Robert Oswald, brother of Lee Harvey Oswald, dies at 83
Robert Lee Oswald, the brother of Lee Harvey Oswald and a former resident of Fort Worth, has died at age 83, according to an obituary in the Wichita Falls Times Record News.
Mr. Oswald died on Monday and the family held a private service this week, the news site reported.
Mr. Oswald lived in Wichita Falls, about 115 miles northwest of Fort Worth. He met and married Vada Mercer in Fort Worth on Nov. 21, 1956, after serving as a Marine in the Korean War and made Fort Worth home for a time.
In an interview with the Arkansas Democrat-Gazette in 1997 and again in a 2003 ABC News interview and a PBS interview in 2013, Mr. Oswald said he believed his infamous brother acted alone in killing President John F. Kennedy on Nov. 22, 1963, in Dallas -- alone and irrationally.
"Lee actually committed the crime, period," Mr. Oswald told ABC News. "It wasn't a master plan or anything. He wanted to be somebody."

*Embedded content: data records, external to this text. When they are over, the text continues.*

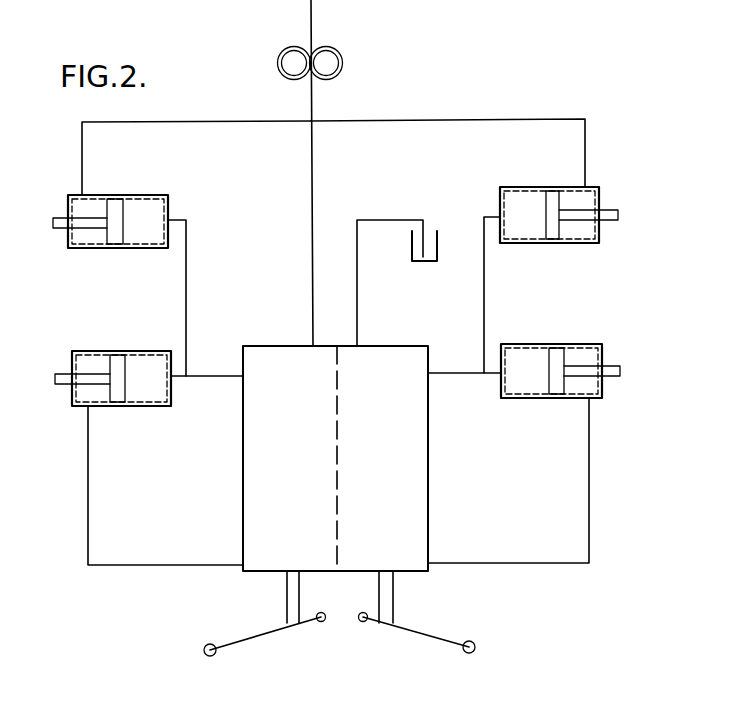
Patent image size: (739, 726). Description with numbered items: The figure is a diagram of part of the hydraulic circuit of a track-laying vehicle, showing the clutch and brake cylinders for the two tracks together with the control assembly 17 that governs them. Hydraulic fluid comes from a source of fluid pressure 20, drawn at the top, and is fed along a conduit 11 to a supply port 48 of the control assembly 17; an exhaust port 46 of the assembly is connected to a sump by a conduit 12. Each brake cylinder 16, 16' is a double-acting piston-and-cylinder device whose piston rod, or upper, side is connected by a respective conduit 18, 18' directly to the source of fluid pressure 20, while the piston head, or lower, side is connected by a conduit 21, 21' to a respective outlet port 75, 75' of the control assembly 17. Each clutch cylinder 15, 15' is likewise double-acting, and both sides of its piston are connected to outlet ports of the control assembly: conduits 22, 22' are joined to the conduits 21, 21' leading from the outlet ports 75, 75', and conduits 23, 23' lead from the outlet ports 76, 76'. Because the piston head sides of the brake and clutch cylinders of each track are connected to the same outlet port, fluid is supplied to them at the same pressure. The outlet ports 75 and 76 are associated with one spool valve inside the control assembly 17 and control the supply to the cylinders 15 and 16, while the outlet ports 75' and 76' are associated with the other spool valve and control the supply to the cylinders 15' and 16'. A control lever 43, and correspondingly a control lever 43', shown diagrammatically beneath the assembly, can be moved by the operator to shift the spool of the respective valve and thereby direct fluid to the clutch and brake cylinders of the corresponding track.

The conduit 11 is at (313, 157).
The conduit 12 is at (357, 270).
The clutch cylinder 15 is at (113, 354).
The clutch cylinder 15' is at (560, 345).
The brake cylinder 16 is at (115, 195).
The brake cylinder 16' is at (559, 192).
The control assembly 17 is at (318, 487).
The conduit 18 is at (196, 131).
The conduit 18' is at (448, 126).
The source of fluid pressure 20 is at (331, 59).
The conduit 21 is at (202, 298).
The conduit 21' is at (514, 295).
The conduit 22 is at (205, 415).
The conduit 22' is at (484, 337).
The conduit 23 is at (165, 485).
The conduit 23' is at (508, 502).
The control lever 43 is at (265, 644).
The control lever 43' is at (417, 644).
The exhaust port 46 is at (358, 345).
The supply port 48 is at (312, 346).
The outlet port 75 is at (267, 393).
The outlet port 75' is at (400, 393).
The outlet port 76 is at (268, 533).
The outlet port 76' is at (464, 541).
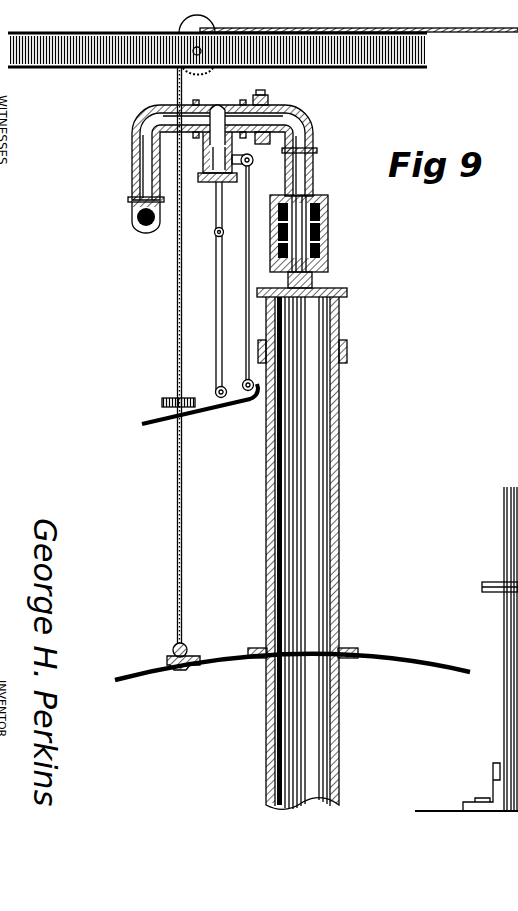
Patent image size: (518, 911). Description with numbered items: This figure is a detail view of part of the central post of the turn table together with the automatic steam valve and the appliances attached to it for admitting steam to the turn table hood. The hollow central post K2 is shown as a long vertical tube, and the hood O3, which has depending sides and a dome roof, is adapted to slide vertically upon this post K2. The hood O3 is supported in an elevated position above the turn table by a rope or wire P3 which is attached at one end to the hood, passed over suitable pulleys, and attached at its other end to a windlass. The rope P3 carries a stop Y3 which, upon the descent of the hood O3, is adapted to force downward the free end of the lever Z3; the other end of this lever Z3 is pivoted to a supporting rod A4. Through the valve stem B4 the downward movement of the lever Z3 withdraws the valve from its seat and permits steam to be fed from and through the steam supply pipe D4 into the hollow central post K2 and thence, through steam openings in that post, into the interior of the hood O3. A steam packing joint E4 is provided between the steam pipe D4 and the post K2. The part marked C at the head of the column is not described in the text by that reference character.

Reporter Michael Leahy, who conducted the earlier Democrat-Gazette interview, gave his impression of Robert Oswald at the time: "By nature, he is affable, soft-spoken, gentle, a chronic laugher, utterly without pretense."
Mr. Oswald said he steered away from talk about the assassination and Lee Harvey Oswald with his children and grandchildren: “You can either light a situation or defuse it, and we chose a long time ago to [defuse] it,” he told the reporter. “Why put all of that on kids?”
He said he never seriously considered changing his name.
Mr. Oswald was born in New Orleans on April 7, 1934, to Robert Edward Lee Oswald Sr. and Marguerite, according to the Times Record News. After serving in the Korean War, he returned home and married in Fort Worth and then worked as a sales coordinator for a brick company in Denton.
He is survived by his wife, Vada, son and daughter, four grandchildren and two great grandchildren.